Hip Hop und Graffiti

Etwa Mitte der sechziger Jahre begannen Jugendliche in Philadelphia, USA, ihre Namen auf Wänden zu hinterlassen. Die Kunstwerke wurden als Tags bezeichnet und waren sozusagen der Grundstein der heutigen Writing-Kultur der Hip Hop Szene. Die Bilder wurden aber zuerst nur innerhalb der Szene anerkannt und bewundert, erst später fanden sie in der breiten Öffentlichkeit Anklang. Die Öffentlichkeit sah die Tags zuerst eher als Sachbeschädigung an, denn es gab zwar auf der einen Seite die wahren Künstler des Hip Hop Graffitis, aber auf der anderen Seite wirkliche „Schmierfinken“.

Der Ruf der Künstler ging immer weiter bergab. Die Künstler, die wirklich gut waren, genossen ein hohes Ansehen innerhalb der Szene und mussten dafür nicht einmal an den gefürchteten Bandenkriegen teilnehmen. Das so genannte Writing diente dazu, Spannungen abzubauen und die Konflikte zwischen rivalisierenden Gruppen gewaltfrei zu lösen. Der künstlerische Wettstreit trat in den Vordergrund. In Los Angeles hingegen wurde das Writing eher als Reviermarkierung eingesetzt, wobei die Schriftzüge Gewalt verherrlichten oder andere Menschen verunglimpften. Das reine Ganggraffiti hat daher auch nichts mit dem Hip Hop Graffiti zu tun, das eher friedlich ist und eben eine ganz andere Bedeutung hat.

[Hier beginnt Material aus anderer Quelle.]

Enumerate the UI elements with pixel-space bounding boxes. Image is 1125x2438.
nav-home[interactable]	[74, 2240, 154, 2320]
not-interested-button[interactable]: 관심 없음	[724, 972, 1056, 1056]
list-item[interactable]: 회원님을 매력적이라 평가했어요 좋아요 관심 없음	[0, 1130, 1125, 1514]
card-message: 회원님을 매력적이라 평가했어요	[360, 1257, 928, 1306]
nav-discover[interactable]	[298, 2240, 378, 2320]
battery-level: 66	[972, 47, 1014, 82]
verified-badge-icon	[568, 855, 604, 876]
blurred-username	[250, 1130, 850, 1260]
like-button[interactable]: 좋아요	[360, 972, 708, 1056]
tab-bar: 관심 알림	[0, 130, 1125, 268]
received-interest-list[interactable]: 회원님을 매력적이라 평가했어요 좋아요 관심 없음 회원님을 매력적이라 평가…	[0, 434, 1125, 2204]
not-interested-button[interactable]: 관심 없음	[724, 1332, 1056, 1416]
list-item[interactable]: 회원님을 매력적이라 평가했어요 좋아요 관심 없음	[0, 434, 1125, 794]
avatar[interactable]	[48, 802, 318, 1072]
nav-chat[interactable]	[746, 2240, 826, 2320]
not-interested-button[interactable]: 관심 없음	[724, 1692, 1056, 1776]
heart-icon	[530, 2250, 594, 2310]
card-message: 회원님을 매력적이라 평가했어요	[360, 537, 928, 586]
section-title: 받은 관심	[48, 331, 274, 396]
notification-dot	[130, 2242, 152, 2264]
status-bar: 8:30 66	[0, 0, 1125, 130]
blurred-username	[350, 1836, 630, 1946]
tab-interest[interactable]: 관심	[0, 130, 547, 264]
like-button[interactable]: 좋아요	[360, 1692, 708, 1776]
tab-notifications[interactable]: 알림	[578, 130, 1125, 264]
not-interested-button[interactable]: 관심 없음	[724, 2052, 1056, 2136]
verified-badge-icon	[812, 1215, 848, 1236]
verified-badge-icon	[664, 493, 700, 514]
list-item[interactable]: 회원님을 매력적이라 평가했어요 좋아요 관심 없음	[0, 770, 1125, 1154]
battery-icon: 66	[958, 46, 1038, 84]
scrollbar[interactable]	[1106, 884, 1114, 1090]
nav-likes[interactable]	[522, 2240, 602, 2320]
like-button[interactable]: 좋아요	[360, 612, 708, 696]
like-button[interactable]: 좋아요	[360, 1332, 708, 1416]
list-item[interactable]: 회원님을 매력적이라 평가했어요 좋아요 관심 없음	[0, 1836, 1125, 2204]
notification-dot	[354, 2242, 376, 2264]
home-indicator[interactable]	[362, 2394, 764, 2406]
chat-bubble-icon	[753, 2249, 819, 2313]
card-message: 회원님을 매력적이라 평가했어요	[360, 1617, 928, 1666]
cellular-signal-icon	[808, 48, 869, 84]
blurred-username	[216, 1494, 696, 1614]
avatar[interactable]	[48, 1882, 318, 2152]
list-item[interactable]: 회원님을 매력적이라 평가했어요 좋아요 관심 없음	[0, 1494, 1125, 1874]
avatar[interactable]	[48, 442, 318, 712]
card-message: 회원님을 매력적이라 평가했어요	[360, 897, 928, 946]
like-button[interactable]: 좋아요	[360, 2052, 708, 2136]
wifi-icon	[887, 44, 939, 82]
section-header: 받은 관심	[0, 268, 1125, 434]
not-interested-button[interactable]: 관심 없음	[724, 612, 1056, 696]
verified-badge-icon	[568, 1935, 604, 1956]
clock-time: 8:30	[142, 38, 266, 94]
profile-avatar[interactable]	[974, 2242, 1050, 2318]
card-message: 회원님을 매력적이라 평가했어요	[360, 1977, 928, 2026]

Gegen Ende der sechziger Jahre wurden die Graffitis dann auch in New York City auf U-Bahnen und an verschiedenen Orten angebracht. Auch heute noch scheint es für die Hip Hopper eine Notwendigkeit zu sein, in ihren Schriftzügen – meist der Künstlername oder die Initialen – sich selbst auszudrücken und das Graffiti so zu perfektionieren, dass es aus der Masse heraus sticht. Für den Hip Hopper ist das eine Art Visitenkarte oder Markenzeichen. Mit Hilfe unterschiedlicher Sprühaufsätze wurde der Style immer weiter entwickelt und auch wenn das Ansprühen von Wänden verboten ist, so kann die Szene doch nicht völlig aufgelöst werden. Heute ist es aber sogar so, dass bekannte „Writer“ in Galerien ausstellen und das Sprühen zumindest teilweise als Kunst anerkannt wird.

Auch Hiphop Fans lieben Sonne und Meer, nur leider ist das im Winter nicht immer billig. Wer eine Lastminute Ägypten bucht, spart auf jeden Fall Geld. Die Ziele, die dabei zur Wahl stehen, sind in der Regel so interessant, dass man sich kaum entscheiden kann. Die wichtigsten Sehenswürdigkeiten des Landes stehen auf dem Plan und können besucht werden: Pyramiden von Gizeh, Luxor oder Karnak sind nur wenige Beispiele. Oder Sie versuchen es mit einer Kreuzfahrt auf dem Nil, für die man sich immer auch noch vor Ort entscheiden kann.

Bei grossen Graffiti Werken aus Hausfassenden wird in der Regel mit einem Alugerüst gearbeitet, denn Alugerüste können auch von kleinen Teams schnell auf- und wieder abgebaut werden. Es ist zudem so, dass auch gebrauchte Gerüste höchste Anforderungen erfüllen können. Die Qualität und die Sicherheit sollten dabei kein Problem darstellen. Wenn ein Gerüst verliehen wird, so wird dies in der Regel über die Quadratmeter an benötigter Fläche abgerechnet.

Es ist nicht nur einfach ein Spleen, warum jeder Angehörige bestimmter Branchen Berufsbekleidung kaufen sollte. Es geht sicherlich auch um den praktischen Nutzen, in erster Linie geht es jedoch um die Sicherheit. So muss die Arbeitsbekleidung Gefahren abwehren, das heißt, zum Beispiel spitze Gegenstände dürfen den Stoff nicht durchdringen können, auch schwere Gegenstände, die herabfallen, dürfen Kopf oder Füße nicht verletzten. Qualität kommt daher an erster Stelle, erst dann sollte auf den Preis geschaut werden.